The Dnipropetrovsk National Dmytro Yavornytsky Historical Museum is called a treasury of history and culture monuments.
It is no secret that the global community has been focusing its attention lately on the events in Ukraine. According to the staff, the museum began to receive leaflets, photographs, and memorabilia about this difficult period of our history in the very first days of Euromaidan protests. Important objects have been furnished thanks to the museum’s caring friends, including the collector and art patron Dmytro Pirkl who has been cooperating with the museum for many years. Last Wednesday Euromaidan activists solemnly handed over battle flags, the protective gear, documents and other belongings of the Maidan Self-Defense 4th Sotnia (Cossack Redoubt) to the Dmytro Yavornystky Historical Museum in Dnipropetrovsk. The objects were handed over by those who had been on Kyiv’s Maidan for many months and supported it in Dnipropetrovsk by means of local forces – to be more exact, representatives of the Dnipropetrovsk Maidan Self-Defense under the leadership of Acting Otaman Serhii Ivanchenko. As long ago as December 2, 2013, the council of the Kodak Palanka of the Zaporozhian Lower Cossack Host resolved to support the revolutionary events in Kyiv. Vladyslav Ladyhin, chairman of the foundation Kish Otaman of the Zaporozhian Lower Cossack Host Ivan Sirko Memorial, and some Cossacks went to the capital. On arriving in Kyiv, this group began to form the Maidan self-defense administrative setup in line with Zaporozhian Sich traditions. Among the objects handed over to the museum director are a blood-stained shield and the flags that underwent a test of fire on the Maidan – a Dnipropetrovsk oblast flag and the national flag of Ukraine with the inscription “Sicheslav,” which had been hoisted in the barricades.

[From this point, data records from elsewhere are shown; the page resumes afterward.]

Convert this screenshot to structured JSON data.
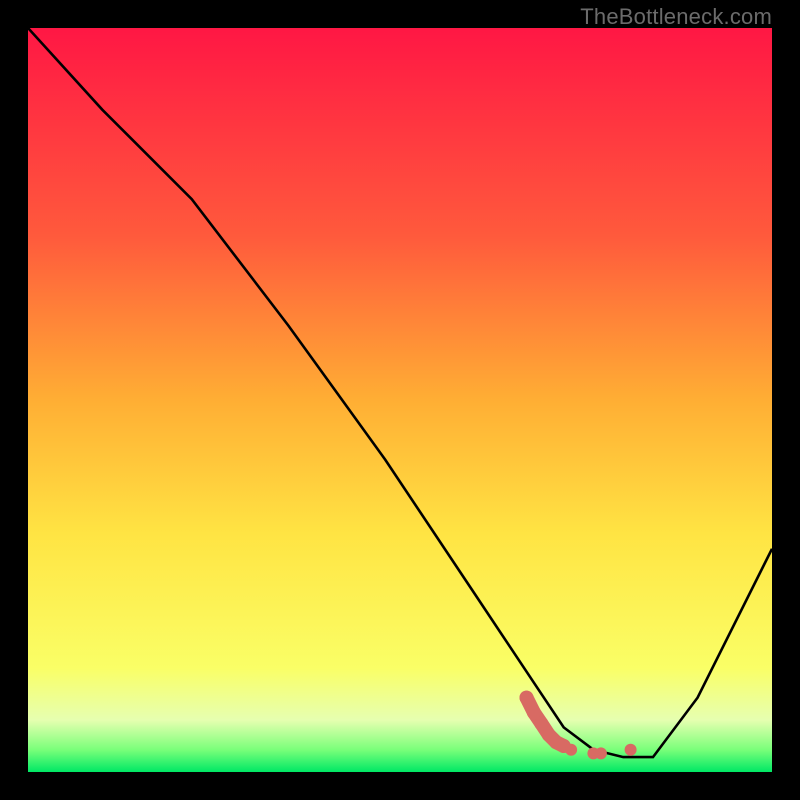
{
  "attribution": "TheBottleneck.com",
  "chart_data": {
    "type": "line",
    "title": "",
    "xlabel": "",
    "ylabel": "",
    "xlim": [
      0,
      100
    ],
    "ylim": [
      0,
      100
    ],
    "grid": false,
    "background": {
      "type": "vertical-gradient",
      "stops": [
        {
          "pos": 0,
          "color": "#ff1744"
        },
        {
          "pos": 28,
          "color": "#ff5a3c"
        },
        {
          "pos": 50,
          "color": "#ffae34"
        },
        {
          "pos": 68,
          "color": "#ffe443"
        },
        {
          "pos": 86,
          "color": "#faff66"
        },
        {
          "pos": 93,
          "color": "#e6ffb0"
        },
        {
          "pos": 97,
          "color": "#7aff7a"
        },
        {
          "pos": 100,
          "color": "#00e865"
        }
      ]
    },
    "series": [
      {
        "name": "bottleneck-curve",
        "color": "#000000",
        "x": [
          0,
          10,
          22,
          35,
          48,
          60,
          68,
          72,
          76,
          80,
          84,
          90,
          100
        ],
        "y": [
          100,
          89,
          77,
          60,
          42,
          24,
          12,
          6,
          3,
          2,
          2,
          10,
          30
        ]
      }
    ],
    "highlight": {
      "name": "optimal-zone",
      "color": "#d86a63",
      "points_x": [
        67,
        68,
        69,
        70,
        71,
        72,
        73,
        76,
        77,
        81
      ],
      "points_y": [
        10,
        8,
        6.5,
        5,
        4,
        3.5,
        3,
        2.5,
        2.5,
        3
      ]
    }
  }
}
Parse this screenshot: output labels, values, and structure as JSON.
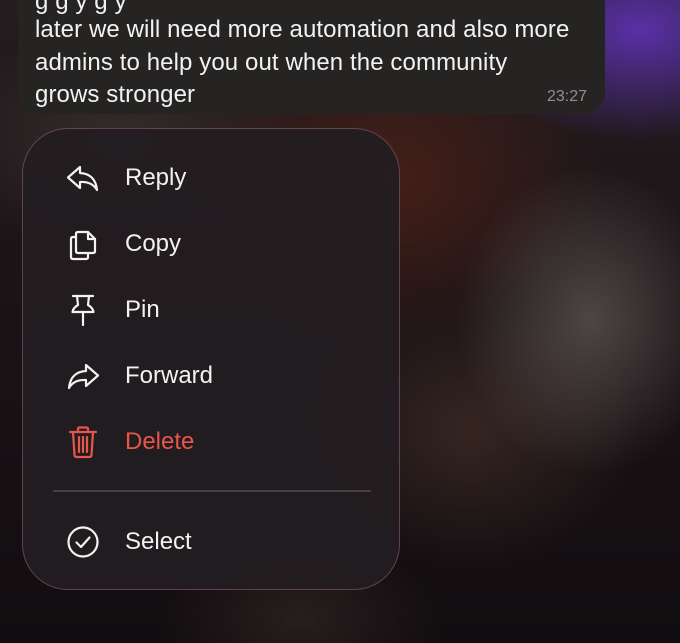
{
  "message": {
    "lines": [
      "g          g y      g                    y",
      "later we will need more automation and also more",
      "admins to help you out when the community",
      "grows stronger"
    ],
    "time": "23:27"
  },
  "context_menu": {
    "items": [
      {
        "label": "Reply",
        "icon": "reply-icon"
      },
      {
        "label": "Copy",
        "icon": "copy-icon"
      },
      {
        "label": "Pin",
        "icon": "pin-icon"
      },
      {
        "label": "Forward",
        "icon": "forward-icon"
      },
      {
        "label": "Delete",
        "icon": "trash-icon"
      }
    ],
    "secondary": [
      {
        "label": "Select",
        "icon": "checkmark-circle-icon"
      }
    ]
  },
  "colors": {
    "menu_text": "#f2f2f2",
    "destructive": "#e8564a",
    "timestamp": "#8e8e90"
  }
}
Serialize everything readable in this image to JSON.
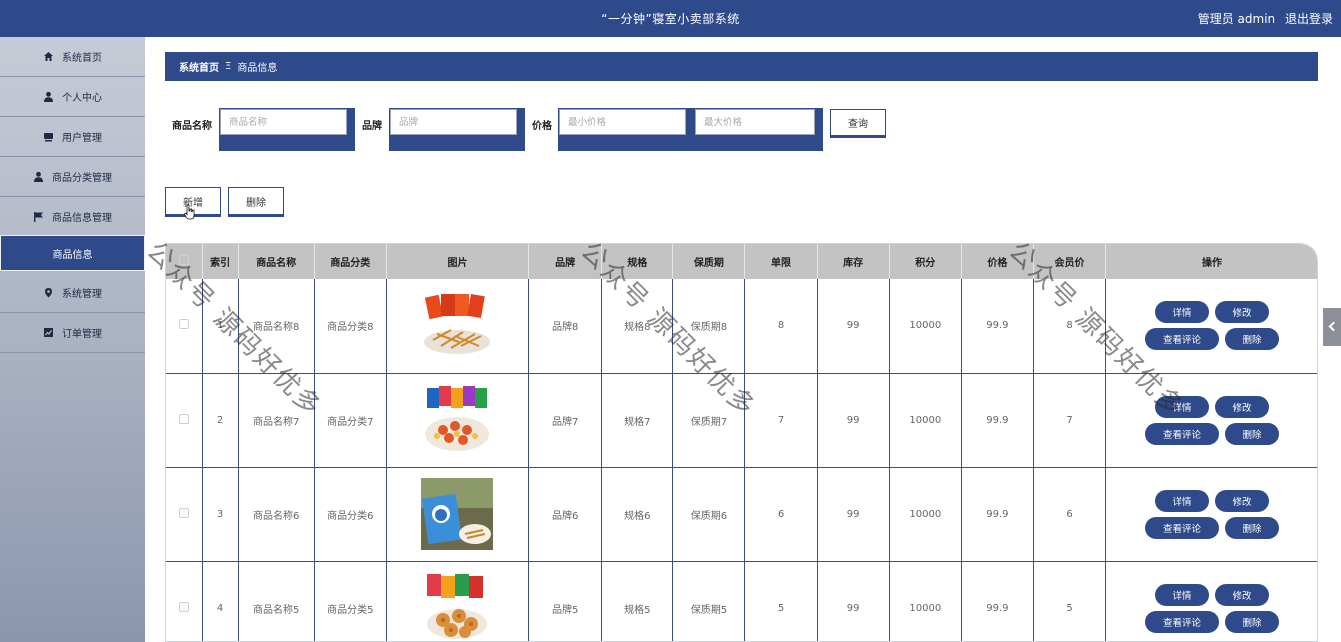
{
  "header": {
    "title": "“一分钟”寝室小卖部系统",
    "user": "管理员 admin",
    "logout": "退出登录"
  },
  "sidebar": {
    "items": [
      {
        "label": "系统首页",
        "icon": "home-icon"
      },
      {
        "label": "个人中心",
        "icon": "user-icon"
      },
      {
        "label": "用户管理",
        "icon": "monitor-icon"
      },
      {
        "label": "商品分类管理",
        "icon": "user-icon"
      },
      {
        "label": "商品信息管理",
        "icon": "flag-icon"
      },
      {
        "label": "商品信息",
        "icon": ""
      },
      {
        "label": "系统管理",
        "icon": "pin-icon"
      },
      {
        "label": "订单管理",
        "icon": "chart-icon"
      }
    ]
  },
  "breadcrumb": {
    "home": "系统首页",
    "sep": "Ξ",
    "current": "商品信息"
  },
  "search": {
    "name_label": "商品名称",
    "name_placeholder": "商品名称",
    "brand_label": "品牌",
    "brand_placeholder": "品牌",
    "price_label": "价格",
    "price_min_placeholder": "最小价格",
    "price_max_placeholder": "最大价格",
    "query_button": "查询"
  },
  "actions": {
    "add": "新增",
    "delete": "删除"
  },
  "table": {
    "headers": [
      "",
      "索引",
      "商品名称",
      "商品分类",
      "图片",
      "品牌",
      "规格",
      "保质期",
      "单限",
      "库存",
      "积分",
      "价格",
      "会员价",
      "操作"
    ],
    "rows": [
      {
        "index": "1",
        "name": "商品名称8",
        "category": "商品分类8",
        "brand": "品牌8",
        "spec": "规格8",
        "shelf": "保质期8",
        "limit": "8",
        "stock": "99",
        "points": "10000",
        "price": "99.9",
        "member_price": "8"
      },
      {
        "index": "2",
        "name": "商品名称7",
        "category": "商品分类7",
        "brand": "品牌7",
        "spec": "规格7",
        "shelf": "保质期7",
        "limit": "7",
        "stock": "99",
        "points": "10000",
        "price": "99.9",
        "member_price": "7"
      },
      {
        "index": "3",
        "name": "商品名称6",
        "category": "商品分类6",
        "brand": "品牌6",
        "spec": "规格6",
        "shelf": "保质期6",
        "limit": "6",
        "stock": "99",
        "points": "10000",
        "price": "99.9",
        "member_price": "6"
      },
      {
        "index": "4",
        "name": "商品名称5",
        "category": "商品分类5",
        "brand": "品牌5",
        "spec": "规格5",
        "shelf": "保质期5",
        "limit": "5",
        "stock": "99",
        "points": "10000",
        "price": "99.9",
        "member_price": "5"
      }
    ],
    "op_labels": {
      "detail": "详情",
      "edit": "修改",
      "comments": "查看评论",
      "delete": "删除"
    }
  },
  "watermark": "公众号 源码好优多",
  "colors": {
    "primary": "#2e4a8a",
    "header_gray": "#c3c3c3"
  }
}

Russian citizen Maksim Goshovsky, who had heard about the events on Kyiv’s Bankova St., could not stand aside. He took part in the Hrushevsky St. battles as part of two Cossack sotnias. Maksim gave the museum a bullet-riddled improvised shield, a metal-tipped stick by means of which the Maidan militants climbed the barricades, and leg guards. The museum has also received a helmet, brochures, and leaflets that had been given out on the Euromaidan. The donors signed the necessary documents in the presence of journalists.
According to museum director Nadia Kapustina, the staff continues to collect Euromaidan-related items and is preparing a thematic exposition on the contemporary history of Ukraine.